MAIB: Poor Stevedoring Practices Led to Fatal Bulker Accident
Poor stevedoring practices probably contributed to an accident, which took the life of one seafarer, after an unsecured cargo stack collapsed from the bulk carrier Graig Rotterdam in December 2016, UK’s Marine Accident Investigation Branch (MAIB) said.
The accident occurred on December 18, while the UK-registered bulker was discharging a deck cargo of packaged timber at anchor in Alexandria Port, Egypt. Deck cargo was being discharged from the stacks on top of numbers 2 and 3 hatch covers into two barges located on the ship’s starboard side using two of the ship’s cranes.
At 1109, the chief officer saw a partial cargo collapse from the port side of the ship and called the bosun several times on his radio to enquire what had
happened. As there was no response, he called the 3/O and instructed him to go on deck and to see what had happened. The master, who had heard the radio calls, went to the bridge and ordered cargo operations to stop.
The stevedores informed the 3/O that the bosun had been standing on top of the deck cargo stack that had collapsed, and that he had fallen with the cargo. The bosun Qin Zhigang, a Chinese national, fell overboard and into the barge that was secured alongside. Although the ship’s crew provided first-aid following the accident, the bosun later died of his injuries.
MAIB informed that it has not been possible to establish with certainty how the accident occurred, however, the investigation revealed that poor stevedoring practices probably contributed to the collapsing, and no measures were in place to prevent the bosun from falling overboard as a result of the cargo shift.
With the deck cargo lashings removed, the cargo packages had insufficient racking strength to counter the effects of ship movement, cargo repositioning, dunnage displacement, barges securing to deck cargo stacks, and cargo discharge operations over a prolonged period.
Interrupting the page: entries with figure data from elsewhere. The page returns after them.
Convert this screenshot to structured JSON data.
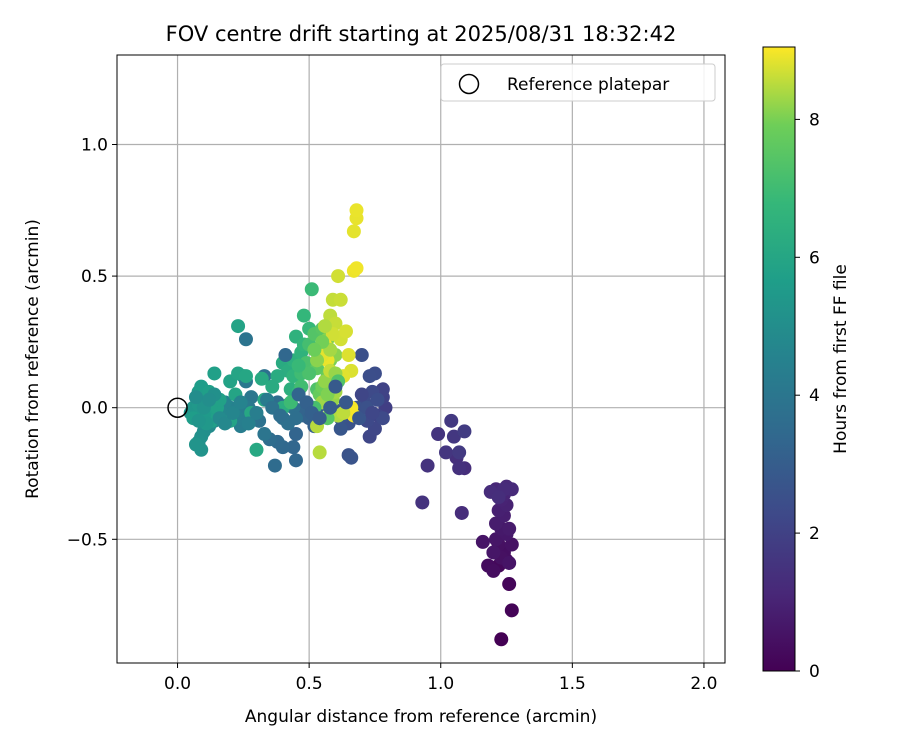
{
  "chart_data": {
    "type": "scatter",
    "title": "FOV centre drift starting at 2025/08/31 18:32:42",
    "xlabel": "Angular distance from reference (arcmin)",
    "ylabel": "Rotation from reference (arcmin)",
    "xlim": [
      -0.23,
      2.08
    ],
    "ylim": [
      -0.97,
      1.34
    ],
    "xticks": [
      {
        "value": 0.0,
        "label": "0.0"
      },
      {
        "value": 0.5,
        "label": "0.5"
      },
      {
        "value": 1.0,
        "label": "1.0"
      },
      {
        "value": 1.5,
        "label": "1.5"
      },
      {
        "value": 2.0,
        "label": "2.0"
      }
    ],
    "yticks": [
      {
        "value": -0.5,
        "label": "−0.5"
      },
      {
        "value": 0.0,
        "label": "0.0"
      },
      {
        "value": 0.5,
        "label": "0.5"
      },
      {
        "value": 1.0,
        "label": "1.0"
      }
    ],
    "grid": true,
    "legend": {
      "position": "top-right",
      "entries": [
        "Reference platepar"
      ]
    },
    "reference_point": {
      "x": 0.0,
      "y": 0.0,
      "name": "Reference platepar"
    },
    "colorbar": {
      "label": "Hours from first FF file",
      "colormap": "viridis",
      "range": [
        0,
        9.05
      ],
      "ticks": [
        {
          "value": 0,
          "label": "0"
        },
        {
          "value": 2,
          "label": "2"
        },
        {
          "value": 4,
          "label": "4"
        },
        {
          "value": 6,
          "label": "6"
        },
        {
          "value": 8,
          "label": "8"
        }
      ]
    },
    "points": [
      [
        1.23,
        -0.88,
        0.0
      ],
      [
        1.27,
        -0.77,
        0.1
      ],
      [
        1.26,
        -0.67,
        0.15
      ],
      [
        1.22,
        -0.6,
        0.2
      ],
      [
        1.25,
        -0.58,
        0.25
      ],
      [
        1.18,
        -0.6,
        0.3
      ],
      [
        1.2,
        -0.62,
        0.35
      ],
      [
        1.24,
        -0.55,
        0.4
      ],
      [
        1.22,
        -0.52,
        0.45
      ],
      [
        1.27,
        -0.52,
        0.5
      ],
      [
        1.16,
        -0.51,
        0.55
      ],
      [
        1.21,
        -0.5,
        0.6
      ],
      [
        1.25,
        -0.48,
        0.65
      ],
      [
        1.23,
        -0.46,
        0.7
      ],
      [
        1.26,
        -0.46,
        0.75
      ],
      [
        1.21,
        -0.44,
        0.8
      ],
      [
        1.24,
        -0.41,
        0.85
      ],
      [
        1.22,
        -0.39,
        0.9
      ],
      [
        1.25,
        -0.37,
        0.95
      ],
      [
        1.23,
        -0.35,
        1.0
      ],
      [
        1.24,
        -0.33,
        1.05
      ],
      [
        1.21,
        -0.31,
        1.1
      ],
      [
        1.25,
        -0.3,
        1.15
      ],
      [
        1.27,
        -0.31,
        1.2
      ],
      [
        1.24,
        -0.31,
        1.25
      ],
      [
        1.19,
        -0.32,
        1.3
      ],
      [
        1.22,
        -0.34,
        1.35
      ],
      [
        1.23,
        -0.57,
        0.45
      ],
      [
        1.26,
        -0.59,
        0.55
      ],
      [
        1.2,
        -0.55,
        0.6
      ],
      [
        1.08,
        -0.4,
        1.3
      ],
      [
        1.09,
        -0.23,
        1.35
      ],
      [
        1.06,
        -0.19,
        1.4
      ],
      [
        1.07,
        -0.23,
        1.45
      ],
      [
        0.95,
        -0.22,
        1.5
      ],
      [
        0.93,
        -0.36,
        1.5
      ],
      [
        0.99,
        -0.1,
        1.55
      ],
      [
        1.02,
        -0.17,
        1.6
      ],
      [
        1.05,
        -0.11,
        1.65
      ],
      [
        1.04,
        -0.05,
        1.7
      ],
      [
        1.07,
        -0.17,
        1.75
      ],
      [
        1.09,
        -0.09,
        1.8
      ],
      [
        0.79,
        0.0,
        1.9
      ],
      [
        0.78,
        0.04,
        2.0
      ],
      [
        0.78,
        0.07,
        2.05
      ],
      [
        0.76,
        -0.03,
        2.1
      ],
      [
        0.73,
        -0.11,
        2.15
      ],
      [
        0.75,
        -0.08,
        2.2
      ],
      [
        0.72,
        -0.05,
        2.25
      ],
      [
        0.74,
        0.06,
        2.3
      ],
      [
        0.71,
        0.02,
        2.35
      ],
      [
        0.75,
        0.13,
        2.4
      ],
      [
        0.73,
        0.12,
        2.45
      ],
      [
        0.7,
        0.2,
        2.5
      ],
      [
        0.68,
        0.0,
        2.55
      ],
      [
        0.65,
        -0.06,
        2.6
      ],
      [
        0.65,
        -0.18,
        2.6
      ],
      [
        0.66,
        -0.19,
        2.65
      ],
      [
        0.62,
        -0.04,
        2.7
      ],
      [
        0.62,
        -0.08,
        2.75
      ],
      [
        0.6,
        -0.01,
        2.8
      ],
      [
        0.57,
        0.01,
        2.85
      ],
      [
        0.55,
        0.04,
        2.9
      ],
      [
        0.53,
        0.0,
        3.0
      ],
      [
        0.52,
        -0.07,
        3.05
      ],
      [
        0.5,
        -0.04,
        3.1
      ],
      [
        0.48,
        -0.03,
        3.2
      ],
      [
        0.46,
        -0.01,
        3.25
      ],
      [
        0.45,
        -0.1,
        3.3
      ],
      [
        0.44,
        -0.15,
        3.35
      ],
      [
        0.45,
        -0.2,
        3.4
      ],
      [
        0.4,
        -0.15,
        3.45
      ],
      [
        0.38,
        -0.13,
        3.5
      ],
      [
        0.37,
        -0.22,
        3.55
      ],
      [
        0.35,
        -0.12,
        3.6
      ],
      [
        0.38,
        0.02,
        3.6
      ],
      [
        0.42,
        0.01,
        3.65
      ],
      [
        0.4,
        -0.04,
        3.7
      ],
      [
        0.44,
        0.0,
        3.75
      ],
      [
        0.33,
        0.12,
        3.8
      ],
      [
        0.31,
        -0.05,
        3.85
      ],
      [
        0.26,
        0.26,
        3.9
      ],
      [
        0.25,
        0.12,
        4.0
      ],
      [
        0.28,
        0.04,
        4.05
      ],
      [
        0.26,
        0.1,
        4.1
      ],
      [
        0.27,
        0.0,
        4.15
      ],
      [
        0.27,
        -0.03,
        4.2
      ],
      [
        0.25,
        -0.02,
        4.25
      ],
      [
        0.24,
        -0.07,
        4.3
      ],
      [
        0.23,
        -0.04,
        4.35
      ],
      [
        0.22,
        -0.03,
        4.4
      ],
      [
        0.2,
        0.0,
        4.5
      ],
      [
        0.18,
        0.02,
        4.6
      ],
      [
        0.17,
        -0.02,
        4.7
      ],
      [
        0.14,
        -0.05,
        4.8
      ],
      [
        0.12,
        -0.07,
        4.9
      ],
      [
        0.1,
        -0.09,
        5.0
      ],
      [
        0.09,
        -0.11,
        5.1
      ],
      [
        0.08,
        -0.13,
        5.15
      ],
      [
        0.09,
        -0.16,
        5.2
      ],
      [
        0.07,
        -0.14,
        5.25
      ],
      [
        0.05,
        -0.02,
        5.3
      ],
      [
        0.06,
        0.0,
        5.35
      ],
      [
        0.08,
        0.01,
        5.4
      ],
      [
        0.09,
        0.03,
        5.45
      ],
      [
        0.1,
        0.05,
        5.5
      ],
      [
        0.08,
        0.06,
        5.55
      ],
      [
        0.09,
        0.08,
        5.6
      ],
      [
        0.11,
        0.02,
        5.65
      ],
      [
        0.12,
        -0.02,
        5.7
      ],
      [
        0.13,
        -0.05,
        5.75
      ],
      [
        0.15,
        0.0,
        5.8
      ],
      [
        0.2,
        0.1,
        5.85
      ],
      [
        0.23,
        0.31,
        5.9
      ],
      [
        0.23,
        0.13,
        5.95
      ],
      [
        0.26,
        0.12,
        6.0
      ],
      [
        0.28,
        -0.02,
        6.05
      ],
      [
        0.3,
        -0.16,
        6.1
      ],
      [
        0.32,
        0.11,
        6.15
      ],
      [
        0.4,
        0.17,
        6.2
      ],
      [
        0.42,
        0.14,
        6.3
      ],
      [
        0.4,
        0.0,
        6.35
      ],
      [
        0.43,
        0.07,
        6.4
      ],
      [
        0.44,
        0.18,
        6.45
      ],
      [
        0.45,
        0.27,
        6.5
      ],
      [
        0.47,
        0.21,
        6.55
      ],
      [
        0.44,
        0.12,
        6.6
      ],
      [
        0.46,
        0.06,
        6.65
      ],
      [
        0.48,
        0.24,
        6.7
      ],
      [
        0.48,
        0.35,
        6.75
      ],
      [
        0.5,
        0.3,
        6.8
      ],
      [
        0.51,
        0.45,
        6.9
      ],
      [
        0.47,
        0.13,
        7.0
      ],
      [
        0.5,
        0.24,
        7.1
      ],
      [
        0.49,
        0.17,
        7.2
      ],
      [
        0.53,
        0.07,
        7.3
      ],
      [
        0.52,
        0.28,
        7.4
      ],
      [
        0.55,
        0.3,
        7.5
      ],
      [
        0.53,
        0.15,
        7.6
      ],
      [
        0.56,
        0.22,
        7.7
      ],
      [
        0.54,
        0.05,
        7.75
      ],
      [
        0.57,
        0.12,
        7.8
      ],
      [
        0.55,
        0.08,
        7.9
      ],
      [
        0.58,
        0.18,
        8.0
      ],
      [
        0.57,
        0.26,
        8.1
      ],
      [
        0.6,
        0.2,
        8.15
      ],
      [
        0.56,
        0.1,
        8.2
      ],
      [
        0.59,
        0.03,
        8.25
      ],
      [
        0.55,
        0.02,
        8.3
      ],
      [
        0.6,
        0.06,
        8.35
      ],
      [
        0.58,
        -0.02,
        8.4
      ],
      [
        0.61,
        -0.03,
        8.45
      ],
      [
        0.53,
        -0.07,
        8.5
      ],
      [
        0.54,
        -0.17,
        8.5
      ],
      [
        0.58,
        0.35,
        8.55
      ],
      [
        0.59,
        0.41,
        8.6
      ],
      [
        0.6,
        0.32,
        8.62
      ],
      [
        0.62,
        0.41,
        8.65
      ],
      [
        0.61,
        0.5,
        8.7
      ],
      [
        0.62,
        0.26,
        8.72
      ],
      [
        0.64,
        0.29,
        8.75
      ],
      [
        0.66,
        0.14,
        8.78
      ],
      [
        0.65,
        0.2,
        8.8
      ],
      [
        0.63,
        0.12,
        8.82
      ],
      [
        0.67,
        0.67,
        8.85
      ],
      [
        0.68,
        0.72,
        8.88
      ],
      [
        0.68,
        0.75,
        8.9
      ],
      [
        0.67,
        0.52,
        8.92
      ],
      [
        0.68,
        0.53,
        8.95
      ],
      [
        0.67,
        -0.03,
        8.97
      ],
      [
        0.66,
        0.0,
        9.0
      ],
      [
        0.56,
        0.24,
        9.0
      ],
      [
        0.57,
        0.18,
        8.9
      ],
      [
        0.55,
        0.2,
        8.85
      ],
      [
        0.59,
        0.28,
        8.7
      ],
      [
        0.58,
        0.14,
        8.6
      ],
      [
        0.63,
        -0.02,
        8.55
      ],
      [
        0.56,
        0.31,
        8.45
      ],
      [
        0.58,
        0.22,
        8.35
      ],
      [
        0.6,
        0.13,
        8.25
      ],
      [
        0.53,
        0.18,
        8.15
      ],
      [
        0.57,
        0.05,
        8.05
      ],
      [
        0.55,
        0.25,
        7.95
      ],
      [
        0.52,
        0.22,
        7.85
      ],
      [
        0.57,
        -0.04,
        7.45
      ],
      [
        0.61,
        0.1,
        7.35
      ],
      [
        0.5,
        0.13,
        7.25
      ],
      [
        0.52,
        0.0,
        7.15
      ],
      [
        0.47,
        0.08,
        7.05
      ],
      [
        0.43,
        0.02,
        6.95
      ],
      [
        0.46,
        0.16,
        6.85
      ],
      [
        0.38,
        0.12,
        6.25
      ],
      [
        0.36,
        0.08,
        6.2
      ],
      [
        0.33,
        0.03,
        6.1
      ],
      [
        0.22,
        0.05,
        5.95
      ],
      [
        0.2,
        -0.05,
        5.9
      ],
      [
        0.16,
        0.03,
        5.8
      ],
      [
        0.14,
        0.13,
        5.75
      ],
      [
        0.12,
        0.06,
        5.7
      ],
      [
        0.06,
        -0.04,
        5.6
      ],
      [
        0.1,
        -0.03,
        5.5
      ],
      [
        0.11,
        -0.06,
        5.4
      ],
      [
        0.08,
        -0.05,
        5.3
      ],
      [
        0.1,
        0.0,
        5.2
      ],
      [
        0.14,
        0.05,
        5.1
      ],
      [
        0.12,
        0.03,
        5.0
      ],
      [
        0.07,
        0.04,
        4.95
      ],
      [
        0.16,
        -0.04,
        4.85
      ],
      [
        0.18,
        -0.06,
        4.75
      ],
      [
        0.21,
        -0.02,
        4.65
      ],
      [
        0.24,
        0.02,
        4.55
      ],
      [
        0.27,
        -0.06,
        4.45
      ],
      [
        0.3,
        -0.02,
        4.35
      ],
      [
        0.34,
        0.03,
        4.2
      ],
      [
        0.33,
        -0.1,
        3.95
      ],
      [
        0.36,
        0.0,
        3.85
      ],
      [
        0.42,
        -0.06,
        3.75
      ],
      [
        0.45,
        -0.04,
        3.7
      ],
      [
        0.39,
        -0.03,
        3.65
      ],
      [
        0.41,
        0.2,
        3.4
      ],
      [
        0.46,
        0.05,
        3.3
      ],
      [
        0.49,
        0.02,
        3.15
      ],
      [
        0.51,
        -0.02,
        3.1
      ],
      [
        0.54,
        -0.04,
        3.0
      ],
      [
        0.58,
        0.0,
        2.95
      ],
      [
        0.6,
        0.08,
        2.9
      ],
      [
        0.64,
        0.02,
        2.8
      ],
      [
        0.69,
        -0.04,
        2.7
      ],
      [
        0.72,
        0.0,
        2.55
      ],
      [
        0.76,
        0.03,
        2.4
      ],
      [
        0.78,
        -0.04,
        2.3
      ],
      [
        0.74,
        -0.02,
        2.2
      ],
      [
        0.7,
        0.05,
        2.15
      ]
    ]
  }
}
Owner and manager of the ship, Graig Ship Management Limited, has taken a number of actions following the incident, which included distributing a feet circular highlighting safety issues identifed from its internal investigation of the accident, as well as a need to agree all tasks with the stevedore foreman before starting cargo operations.
The company’s SMS generic risk assessment entitled ‘Loading and Un-loading of Timber Cargoes’ has been amended to include a hazard of unsafe stevedore working, with a control measure requiring the master to cease operations immediately and to notify the company and charterer.